White-collar crooks deserve tough treatment. But 24 years for Dynegy's Jamie Olis? Politics has turned financial fraud into a worse crime than running drugs or killing someone.
/ Source: Forbes

White-collar crooks deserve tough treatment. But 24 years for Dynegy's Jamie Olis? Politics has turned financial fraud into a worse crime than running drugs or killing someone.

Former Tyco chief executive Dennis Kozlowski is a lucky guy. Not because a stubborn juror landed him a mistrial. He's lucky because even if New York prosecutors retry him, as they've vowed to do, the flamboyant former exec is looking at 15 to 30 years, no more. Were Kozlowski in federal court instead, he could easily be facing what amounts to a life sentence--with no chance of parole--under rigid new sentencing guidelines.

While most of the country wasn't paying attention, Congress cranked up the penalties for white-collar crimes. This is Washington's way of dealing with the terrible losses in your 401(k) plan. Next time a stock goes into the tank, prosecutors will be looking to see if they can get the chief executive behind bars and throw away the key.

Sentencing guidelines--despite their name, they give judges little discretion--have been around since 1987. But they were stiffened in 2002 as part of "emergency" measures in the wake of the Sarbanes-Oxley corporate reform movement. The maximum punishment for wire and mail fraud, the most common white-collar infractions, was increased from 5 to 20 years. A chief executive who makes a material misstatement that causes a 50-cent drop in his company's billion-share float now faces 11 years in jail.

If he is instead caught trafficking 40 grams of heroin, he'll be back on the street in three years. If he kills someone intentionally, but not murderously, and is convicted of voluntary manslaughter, the maximum federal punishment is ten years.

"These sentences are outrageous for nonviolent, nondrug cases," says Preston Burton, a former federal prosecutor who, as a criminal defense attorney, serves on the U.S. Sentencing Commission's practitioners' advisory group.

Okay, Enron's ex-finance chief Andrew Fastow should do hard time for a fraud that cost employees and investors billions of dollars. But the irrationality of the white-collar sentencing system became painfully apparent in March, when Jamie Olis, a 38-year-old former midlevel Dynegy executive, was given 24 years for booking a loan as revenue. Olis is no Snow White, but neither is he a thief on a grand scale. His take from the misdeed reportedly was $272,000 in salary and bonus in 2001, plus $200,000 in stock sales. "I take no pleasure in sentencing you ... but my job is to follow the law," U.S. District Judge Sim Lake said in meting out punishment from a formulaic federal sentencing grid. Nearby, Olis' wife held a baby daughter who could be out of college before her dad gets out of prison.

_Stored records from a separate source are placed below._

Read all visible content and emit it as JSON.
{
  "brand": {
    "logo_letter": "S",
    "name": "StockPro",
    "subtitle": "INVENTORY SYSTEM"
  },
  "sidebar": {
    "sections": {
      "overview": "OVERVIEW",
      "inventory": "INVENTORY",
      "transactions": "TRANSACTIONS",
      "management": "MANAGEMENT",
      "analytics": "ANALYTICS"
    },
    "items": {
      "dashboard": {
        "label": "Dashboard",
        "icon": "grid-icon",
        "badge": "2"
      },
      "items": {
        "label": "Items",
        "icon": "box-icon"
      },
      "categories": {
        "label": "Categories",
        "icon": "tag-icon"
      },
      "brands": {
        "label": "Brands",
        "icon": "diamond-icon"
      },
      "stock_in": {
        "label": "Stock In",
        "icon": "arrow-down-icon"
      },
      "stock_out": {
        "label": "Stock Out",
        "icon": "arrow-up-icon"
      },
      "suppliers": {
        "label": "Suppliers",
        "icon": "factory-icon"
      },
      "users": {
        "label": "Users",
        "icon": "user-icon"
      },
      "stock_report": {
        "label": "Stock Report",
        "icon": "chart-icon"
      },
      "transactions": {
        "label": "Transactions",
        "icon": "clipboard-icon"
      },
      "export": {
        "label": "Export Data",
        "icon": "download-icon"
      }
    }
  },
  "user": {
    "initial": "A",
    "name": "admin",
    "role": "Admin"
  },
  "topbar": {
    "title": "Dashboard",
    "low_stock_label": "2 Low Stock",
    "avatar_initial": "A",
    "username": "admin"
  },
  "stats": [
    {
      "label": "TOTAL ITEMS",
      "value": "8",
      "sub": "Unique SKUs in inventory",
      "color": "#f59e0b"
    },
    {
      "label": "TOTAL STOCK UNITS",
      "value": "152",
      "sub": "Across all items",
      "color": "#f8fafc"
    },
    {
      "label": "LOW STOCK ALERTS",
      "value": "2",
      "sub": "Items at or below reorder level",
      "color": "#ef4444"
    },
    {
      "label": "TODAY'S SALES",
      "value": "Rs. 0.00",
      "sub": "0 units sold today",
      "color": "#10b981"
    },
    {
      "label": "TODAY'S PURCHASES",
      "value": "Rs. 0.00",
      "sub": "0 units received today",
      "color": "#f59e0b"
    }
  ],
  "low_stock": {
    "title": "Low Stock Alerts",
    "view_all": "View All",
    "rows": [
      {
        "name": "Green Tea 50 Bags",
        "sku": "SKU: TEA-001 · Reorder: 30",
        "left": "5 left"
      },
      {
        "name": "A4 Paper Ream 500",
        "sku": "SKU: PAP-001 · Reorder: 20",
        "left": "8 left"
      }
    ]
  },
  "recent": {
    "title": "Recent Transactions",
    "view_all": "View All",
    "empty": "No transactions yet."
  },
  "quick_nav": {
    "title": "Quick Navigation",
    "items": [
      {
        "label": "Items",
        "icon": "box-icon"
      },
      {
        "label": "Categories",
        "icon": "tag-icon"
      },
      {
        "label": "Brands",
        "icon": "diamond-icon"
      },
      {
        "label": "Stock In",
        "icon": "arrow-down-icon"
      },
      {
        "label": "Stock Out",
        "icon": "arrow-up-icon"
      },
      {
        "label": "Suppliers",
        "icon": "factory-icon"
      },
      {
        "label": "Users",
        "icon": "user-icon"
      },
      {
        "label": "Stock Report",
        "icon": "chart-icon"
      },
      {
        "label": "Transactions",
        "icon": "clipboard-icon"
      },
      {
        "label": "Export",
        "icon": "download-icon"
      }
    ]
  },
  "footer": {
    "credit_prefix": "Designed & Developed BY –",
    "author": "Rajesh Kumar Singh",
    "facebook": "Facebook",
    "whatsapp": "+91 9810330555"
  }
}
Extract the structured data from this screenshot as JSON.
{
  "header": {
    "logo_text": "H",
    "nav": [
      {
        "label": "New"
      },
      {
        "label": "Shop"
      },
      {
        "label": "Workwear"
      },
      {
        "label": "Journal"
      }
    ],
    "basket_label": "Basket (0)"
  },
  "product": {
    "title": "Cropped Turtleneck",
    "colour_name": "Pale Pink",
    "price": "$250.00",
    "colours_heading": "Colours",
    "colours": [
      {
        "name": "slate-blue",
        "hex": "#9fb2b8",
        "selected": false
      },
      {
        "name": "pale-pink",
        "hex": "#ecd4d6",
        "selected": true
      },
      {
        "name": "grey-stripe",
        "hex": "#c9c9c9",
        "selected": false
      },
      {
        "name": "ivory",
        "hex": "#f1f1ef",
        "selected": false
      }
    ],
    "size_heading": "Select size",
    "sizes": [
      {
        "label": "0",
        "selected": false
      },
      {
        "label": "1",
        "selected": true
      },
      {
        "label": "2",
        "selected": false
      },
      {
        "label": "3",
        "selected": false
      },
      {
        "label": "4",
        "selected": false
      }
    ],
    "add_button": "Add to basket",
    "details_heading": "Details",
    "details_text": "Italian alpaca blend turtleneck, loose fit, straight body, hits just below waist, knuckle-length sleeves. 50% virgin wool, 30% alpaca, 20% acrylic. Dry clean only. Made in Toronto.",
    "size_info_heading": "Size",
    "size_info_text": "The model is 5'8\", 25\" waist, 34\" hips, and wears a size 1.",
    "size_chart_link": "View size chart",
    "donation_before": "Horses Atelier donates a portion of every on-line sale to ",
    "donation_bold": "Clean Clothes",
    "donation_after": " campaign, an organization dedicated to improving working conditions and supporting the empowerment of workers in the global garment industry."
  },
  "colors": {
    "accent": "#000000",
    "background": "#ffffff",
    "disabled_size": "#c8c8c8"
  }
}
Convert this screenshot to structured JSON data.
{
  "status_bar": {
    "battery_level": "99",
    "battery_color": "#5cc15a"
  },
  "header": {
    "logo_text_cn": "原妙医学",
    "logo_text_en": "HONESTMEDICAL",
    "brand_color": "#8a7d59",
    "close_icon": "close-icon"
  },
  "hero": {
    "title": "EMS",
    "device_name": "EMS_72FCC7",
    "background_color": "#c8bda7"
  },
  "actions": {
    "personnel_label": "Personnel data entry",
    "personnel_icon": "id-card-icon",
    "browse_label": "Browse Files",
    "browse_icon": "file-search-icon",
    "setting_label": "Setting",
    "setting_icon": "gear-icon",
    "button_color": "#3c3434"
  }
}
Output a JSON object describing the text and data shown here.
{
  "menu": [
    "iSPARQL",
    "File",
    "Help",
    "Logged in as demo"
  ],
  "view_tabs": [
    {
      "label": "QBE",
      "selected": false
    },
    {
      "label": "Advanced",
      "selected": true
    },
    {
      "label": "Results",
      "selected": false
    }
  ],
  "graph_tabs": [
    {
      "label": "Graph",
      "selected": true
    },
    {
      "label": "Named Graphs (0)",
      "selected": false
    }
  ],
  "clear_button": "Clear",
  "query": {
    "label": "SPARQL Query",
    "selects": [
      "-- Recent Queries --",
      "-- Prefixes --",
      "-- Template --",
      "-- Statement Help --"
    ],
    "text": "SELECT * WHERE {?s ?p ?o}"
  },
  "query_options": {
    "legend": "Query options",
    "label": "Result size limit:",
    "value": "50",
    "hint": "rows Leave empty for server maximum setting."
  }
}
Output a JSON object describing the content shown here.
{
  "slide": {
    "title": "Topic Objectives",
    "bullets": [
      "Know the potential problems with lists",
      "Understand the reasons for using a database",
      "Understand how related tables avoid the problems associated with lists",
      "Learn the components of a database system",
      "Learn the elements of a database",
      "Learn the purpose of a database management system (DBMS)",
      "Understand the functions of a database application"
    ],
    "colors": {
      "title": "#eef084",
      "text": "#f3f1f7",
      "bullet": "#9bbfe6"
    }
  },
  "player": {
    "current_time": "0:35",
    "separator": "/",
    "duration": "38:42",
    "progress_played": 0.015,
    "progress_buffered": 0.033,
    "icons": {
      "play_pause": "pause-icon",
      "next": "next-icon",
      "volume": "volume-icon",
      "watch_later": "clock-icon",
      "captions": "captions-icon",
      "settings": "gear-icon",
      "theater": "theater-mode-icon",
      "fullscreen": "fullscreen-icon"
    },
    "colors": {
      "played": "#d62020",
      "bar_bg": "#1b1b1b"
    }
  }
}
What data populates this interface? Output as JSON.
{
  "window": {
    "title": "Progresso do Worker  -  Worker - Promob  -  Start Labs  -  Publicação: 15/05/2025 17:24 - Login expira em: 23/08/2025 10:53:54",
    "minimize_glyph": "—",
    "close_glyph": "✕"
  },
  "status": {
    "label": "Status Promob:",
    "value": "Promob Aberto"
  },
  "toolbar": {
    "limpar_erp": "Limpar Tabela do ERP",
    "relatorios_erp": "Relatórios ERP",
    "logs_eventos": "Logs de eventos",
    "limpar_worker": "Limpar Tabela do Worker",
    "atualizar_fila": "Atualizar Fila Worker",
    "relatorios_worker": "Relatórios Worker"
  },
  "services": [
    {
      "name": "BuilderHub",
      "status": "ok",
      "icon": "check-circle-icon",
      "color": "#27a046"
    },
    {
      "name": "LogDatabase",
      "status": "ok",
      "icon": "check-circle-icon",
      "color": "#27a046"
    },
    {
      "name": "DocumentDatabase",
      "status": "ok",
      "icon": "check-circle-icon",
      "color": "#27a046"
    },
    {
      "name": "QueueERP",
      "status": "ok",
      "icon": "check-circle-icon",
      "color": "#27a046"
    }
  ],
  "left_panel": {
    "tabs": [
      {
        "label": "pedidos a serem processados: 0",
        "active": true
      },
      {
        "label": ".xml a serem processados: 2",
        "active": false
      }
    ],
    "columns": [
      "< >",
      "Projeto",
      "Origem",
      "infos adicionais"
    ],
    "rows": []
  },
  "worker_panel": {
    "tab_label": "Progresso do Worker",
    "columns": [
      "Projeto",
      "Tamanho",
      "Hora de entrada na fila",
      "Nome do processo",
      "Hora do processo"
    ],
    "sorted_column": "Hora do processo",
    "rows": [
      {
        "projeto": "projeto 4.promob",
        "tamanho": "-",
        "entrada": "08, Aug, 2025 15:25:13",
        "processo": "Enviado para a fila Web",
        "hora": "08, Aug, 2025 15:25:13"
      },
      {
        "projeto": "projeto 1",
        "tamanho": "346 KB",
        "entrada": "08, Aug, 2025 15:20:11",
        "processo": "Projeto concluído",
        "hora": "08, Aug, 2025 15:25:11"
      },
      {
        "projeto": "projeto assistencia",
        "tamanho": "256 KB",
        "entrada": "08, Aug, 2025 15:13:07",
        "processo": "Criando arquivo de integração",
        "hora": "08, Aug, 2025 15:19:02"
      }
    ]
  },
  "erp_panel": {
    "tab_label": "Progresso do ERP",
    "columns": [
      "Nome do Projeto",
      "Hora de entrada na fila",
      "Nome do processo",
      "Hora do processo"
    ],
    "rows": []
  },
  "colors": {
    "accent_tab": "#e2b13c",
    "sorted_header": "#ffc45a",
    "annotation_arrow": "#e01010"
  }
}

Olis' sentence was based on his total of 40 "offense level" points: 6 for fraud, 26 for causing $100 million in investor losses, 4 for harming 50 or more people, 2 for being a "sophisticated" executive and 2 for being a certified public accountant.

Bubble-era white-collar crooks, beware: Even crimes committed before the new guidelines took effect can be "pulled forward" for sentencing purposes if prosecutors prove a perp obstructed justice or committed another related offense later on. It's not just the Bernie Ebbers of the world who need fret either. Anyone nailed for causing more than $1 million in losses to investors faces a decade or more in prison.

There's a lot of imagination in calculating losses from a misdeed. Dynegy was a sick company in any event, as lenders fled energy traders and suits started flying over the California power scandal. But under the guidelines, an accountant who puffs up earnings can be blamed for the whole collapse.

As the law now stands, someone who artificially pumps up a stock with 100 million shares outstanding, and whose price subsequently falls $8 below where it was when the scam started, is treated as if he personally stole $800 million.

A judge can depart from the sentencing guidelines if he's willing to send a report on the matter to Capitol Hill. Judge Lake declined to take this step.

It's scary stuff, enough to coerce folks under suspicion to cop a plea. That's exactly what Olis' colleagues did, including his boss, and they're getting no more than five years. Demand a day in court, or just be a chief executive with no one higher up to snitch on, and you risk rotting away.